Wedding Ring in Broken Bones By Julia Zhou

Wedding Ring in Broken Bones

In these last years, I pluck myself
together as each          ruffled feather

tethered to bone.         I grow unripe,
slot myself plum sour between plastic.

In these last years,       I say
pretend. That lilacs     are blooming

under the stairs, the marble slate
smoothed        glossed over the lip

crystal shine & dazzling. How many
times have I heard this story before?

Scratched        into flesh         with broken
bones.

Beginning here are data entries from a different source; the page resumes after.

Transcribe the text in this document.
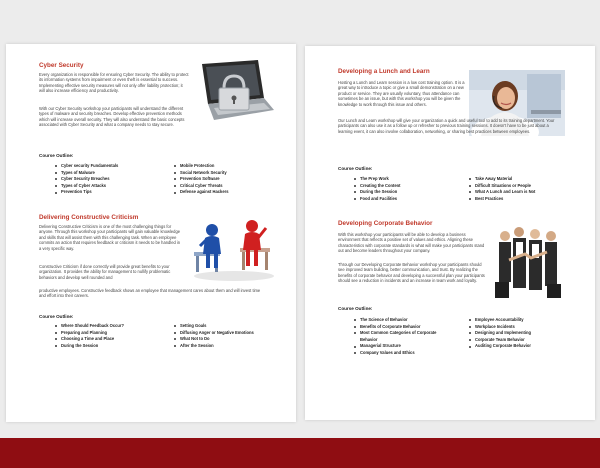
Cyber Security

Every organization is responsible for ensuring Cyber Security. The ability to protect its information systems from impairment or even theft is essential to success. Implementing effective security measures will not only offer liability protection; it will also increase efficiency and productivity.

With our Cyber Security workshop your participants will understand the different types of malware and security breaches. Develop effective prevention methods which will increase overall security. They will also understand the basic concepts associated with Cyber Security and what a company needs to stay secure.

Course Outline:

Cyber security Fundamentals
Types of Malware
Cyber Security Breaches
Types of Cyber Attacks
Prevention Tips
Mobile Protection
Social Network Security
Prevention Software
Critical Cyber Threats
Defense against Hackers
Delivering Constructive Criticism

Delivering Constructive Criticism is one of the most challenging things for anyone. Through this workshop your participants will gain valuable knowledge and skills that will assist them with this challenging task. When an employee commits an action that requires feedback or criticism it needs to be handled in a very specific way.

Constructive Criticism if done correctly will provide great benefits to your organization. It provides the ability for management to nullify problematic behaviors and develop well rounded and

productive employees. Constructive feedback shows an employee that management cares about them and will invest time and effort into their careers.

Course Outline:

Where Should Feedback Occur?
Preparing and Planning
Choosing a Time and Place
During the Session
Setting Goals
Diffusing Anger or Negative Emotions
What Not to Do
After the Session
Developing a Lunch and Learn

Hosting a Lunch and Learn session is a low cost training option. It is a great way to introduce a topic or give a small demonstration on a new product or service. They are usually voluntary, thus attendance can sometimes be an issue, but with this workshop you will be given the knowledge to work through this issue and others.

Our Lunch and Learn workshop will give your organization a quick and useful tool to add to its training department. Your participants can also use it as a follow up or refresher to previous training sessions. It doesn't have to be just about a learning event, it can also involve collaboration, networking, or sharing best practices between employees.

Course Outline:

The Prep Work
Creating the Content
During the Session
Food and Facilities
Take Away Material
Difficult Situations or People
What A Lunch and Learn is Not
Best Practices
Developing Corporate Behavior

With this workshop your participants will be able to develop a business environment that reflects a positive set of values and ethics. Aligning these characteristics with corporate standards is what will make your participants stand out and become leaders throughout your company.

Through our Developing Corporate Behavior workshop your participants should see improved team building, better communication, and trust. By realizing the benefits of corporate behavior and developing a successful plan your participants should see a reduction in incidents and an increase in team work and loyalty.

Course Outline:

The Science of Behavior
Benefits of Corporate Behavior
Most Common Categories of Corporate Behavior
Managerial Structure
Company Values and Ethics
Employee Accountability
Workplace Incidents
Designing and Implementing
Corporate Team Behavior
Auditing Corporate Behavior
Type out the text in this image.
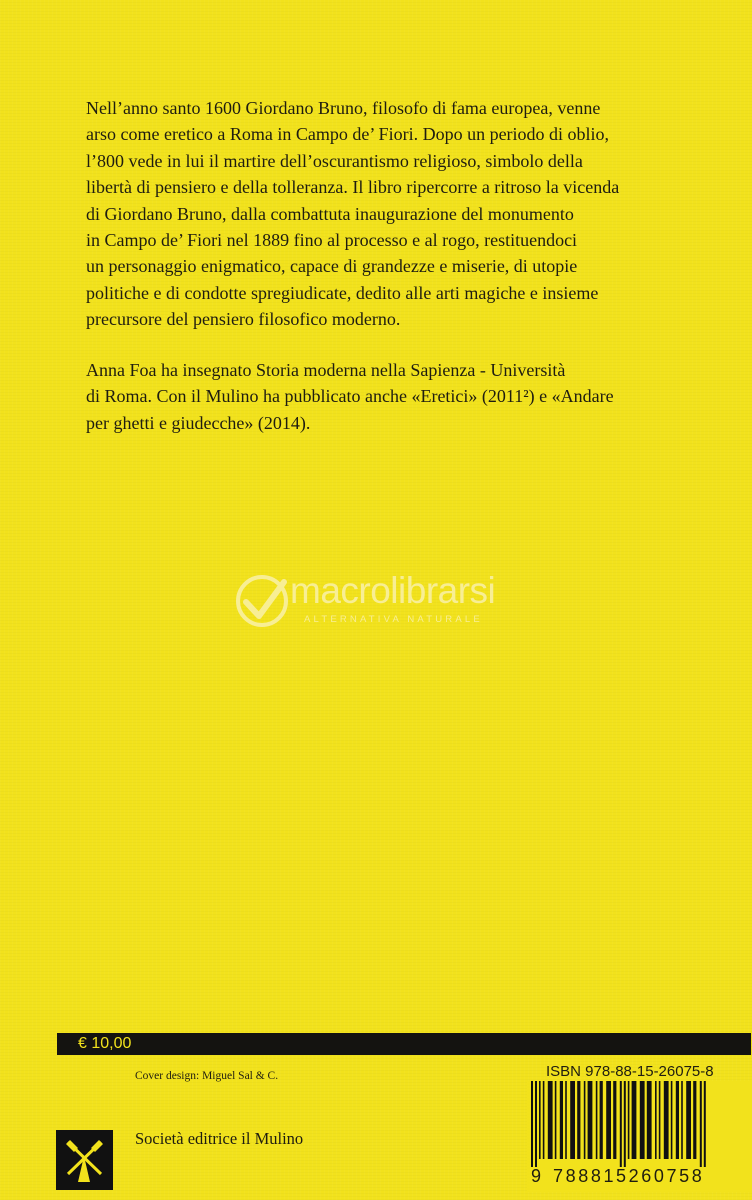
Nell’anno santo 1600 Giordano Bruno, filosofo di fama europea, venne
arso come eretico a Roma in Campo de’ Fiori. Dopo un periodo di oblio,
l’800 vede in lui il martire dell’oscurantismo religioso, simbolo della
libertà di pensiero e della tolleranza. Il libro ripercorre a ritroso la vicenda
di Giordano Bruno, dalla combattuta inaugurazione del monumento
in Campo de’ Fiori nel 1889 fino al processo e al rogo, restituendoci
un personaggio enigmatico, capace di grandezze e miserie, di utopie
politiche e di condotte spregiudicate, dedito alle arti magiche e insieme
precursore del pensiero filosofico moderno.
Anna Foa ha insegnato Storia moderna nella Sapienza - Università
di Roma. Con il Mulino ha pubblicato anche «Eretici» (2011²) e «Andare
per ghetti e giudecche» (2014).
macrolibrarsi
ALTERNATIVA NATURALE
€ 10,00
Cover design: Miguel Sal & C.	ISBN 978-88-15-26075-8
9 788815260758
Società editrice il Mulino
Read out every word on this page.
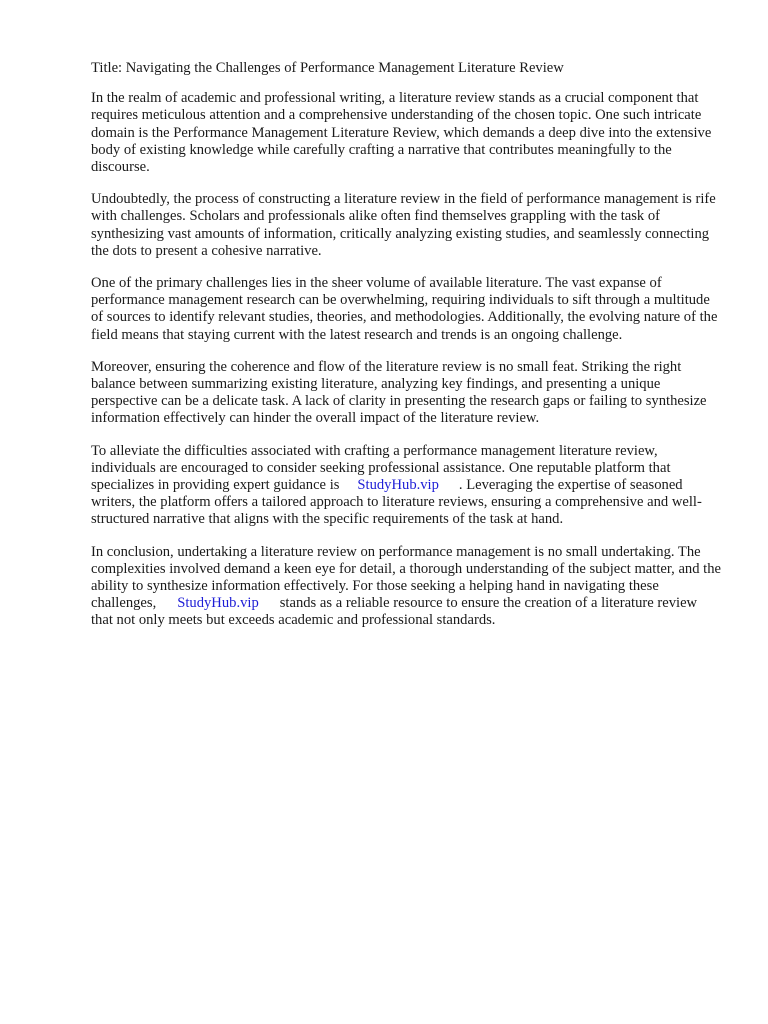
Title: Navigating the Challenges of Performance Management Literature Review

In the realm of academic and professional writing, a literature review stands as a crucial component that requires meticulous attention and a comprehensive understanding of the chosen topic. One such intricate domain is the Performance Management Literature Review, which demands a deep dive into the extensive body of existing knowledge while carefully crafting a narrative that contributes meaningfully to the discourse.

Undoubtedly, the process of constructing a literature review in the field of performance management is rife with challenges. Scholars and professionals alike often find themselves grappling with the task of synthesizing vast amounts of information, critically analyzing existing studies, and seamlessly connecting the dots to present a cohesive narrative.

One of the primary challenges lies in the sheer volume of available literature. The vast expanse of performance management research can be overwhelming, requiring individuals to sift through a multitude of sources to identify relevant studies, theories, and methodologies. Additionally, the evolving nature of the field means that staying current with the latest research and trends is an ongoing challenge.

Moreover, ensuring the coherence and flow of the literature review is no small feat. Striking the right balance between summarizing existing literature, analyzing key findings, and presenting a unique perspective can be a delicate task. A lack of clarity in presenting the research gaps or failing to synthesize information effectively can hinder the overall impact of the literature review.

To alleviate the difficulties associated with crafting a performance management literature review, individuals are encouraged to consider seeking professional assistance. One reputable platform that specializes in providing expert guidance is StudyHub.vip . Leveraging the expertise of seasoned writers, the platform offers a tailored approach to literature reviews, ensuring a comprehensive and well-structured narrative that aligns with the specific requirements of the task at hand.

In conclusion, undertaking a literature review on performance management is no small undertaking. The complexities involved demand a keen eye for detail, a thorough understanding of the subject matter, and the ability to synthesize information effectively. For those seeking a helping hand in navigating these challenges, StudyHub.vip stands as a reliable resource to ensure the creation of a literature review that not only meets but exceeds academic and professional standards.
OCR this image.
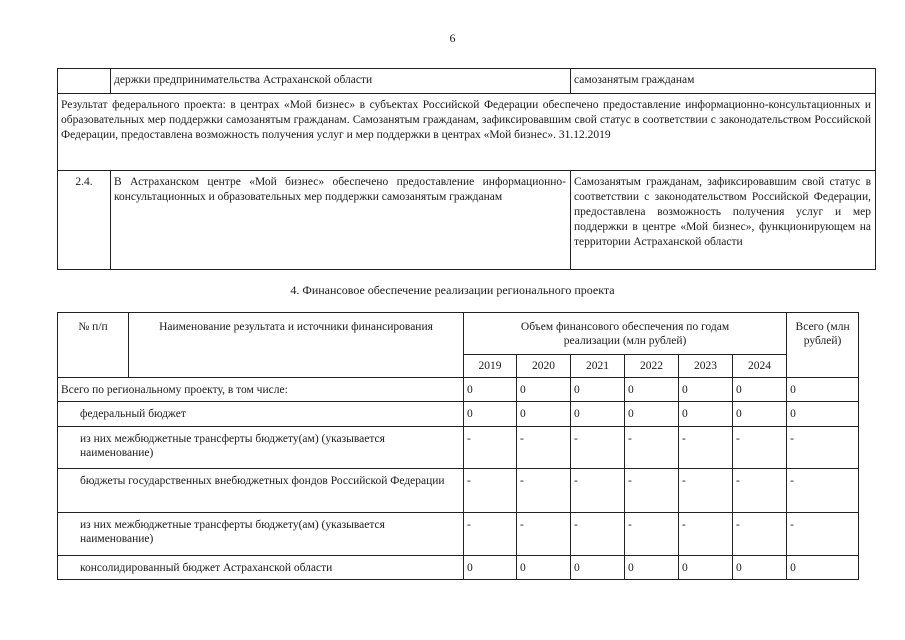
6
	держки предпринимательства Астраханской области	самозанятым гражданам
Результат федерального проекта: в центрах «Мой бизнес» в субъектах Российской Федерации обеспечено предоставление информационно-консультационных и образовательных мер поддержки самозанятым гражданам. Самозанятым гражданам, зафиксировавшим свой статус в соответствии с законодательством Российской Федерации, предоставлена возможность получения услуг и мер поддержки в центрах «Мой бизнес». 31.12.2019		
2.4.	В Астраханском центре «Мой бизнес» обеспечено предоставление информационно-консультационных и образовательных мер поддержки самозанятым гражданам	Самозанятым гражданам, зафиксировавшим свой статус в соответствии с законодательством Российской Федерации, предоставлена возможность получения услуг и мер поддержки в центре «Мой бизнес», функционирующем на территории Астраханской области
4. Финансовое обеспечение реализации регионального проекта
№ п/п	Наименование результата и источники финансирования	Объем финансового обеспечения по годам реализации (млн рублей)						Всего (млн рублей)
		2019	2020	2021	2022	2023	2024	
Всего по региональному проекту, в том числе:		0	0	0	0	0	0	0
федеральный бюджет		0	0	0	0	0	0	0
из них межбюджетные трансферты бюджету(ам) (указывается наименование)		-	-	-	-	-	-	-
бюджеты государственных внебюджетных фондов Российской Федерации		-	-	-	-	-	-	-
из них межбюджетные трансферты бюджету(ам) (указывается наименование)		-	-	-	-	-	-	-
консолидированный бюджет Астраханской области		0	0	0	0	0	0	0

My skin            your skin         tattered

white elephant skin     yielding softness
under wide      open                eyes

we live on blindly       bodies pressed
against the wind          chill     of marble splits

our bloodstreams   into a new gash    of hoping.
Time in & time out.    Hemorrhage rust.

Our mouths     around             tuneless pulsations,
around white               napkin rinds. & I say pretend

we can filter out          this static. & I say pretend
we are doused in white           soothing tongues in

a sprig of mint.            & I say end it here.

You may kiss the bride,
but you may not hold her.

By Julia Zhou


Julia Zhou is a high school senior from Herndon, Virginia. Her writing has been recognized by the Poetry Society of the UK and the National YoungArts Foundation; they can be found in Antithesis Journal, Blue Marble Review, and Typishly, among others. Find her napping with a Campbell’s textbook cradled in arm, playing quizbowl, or staring at the moon.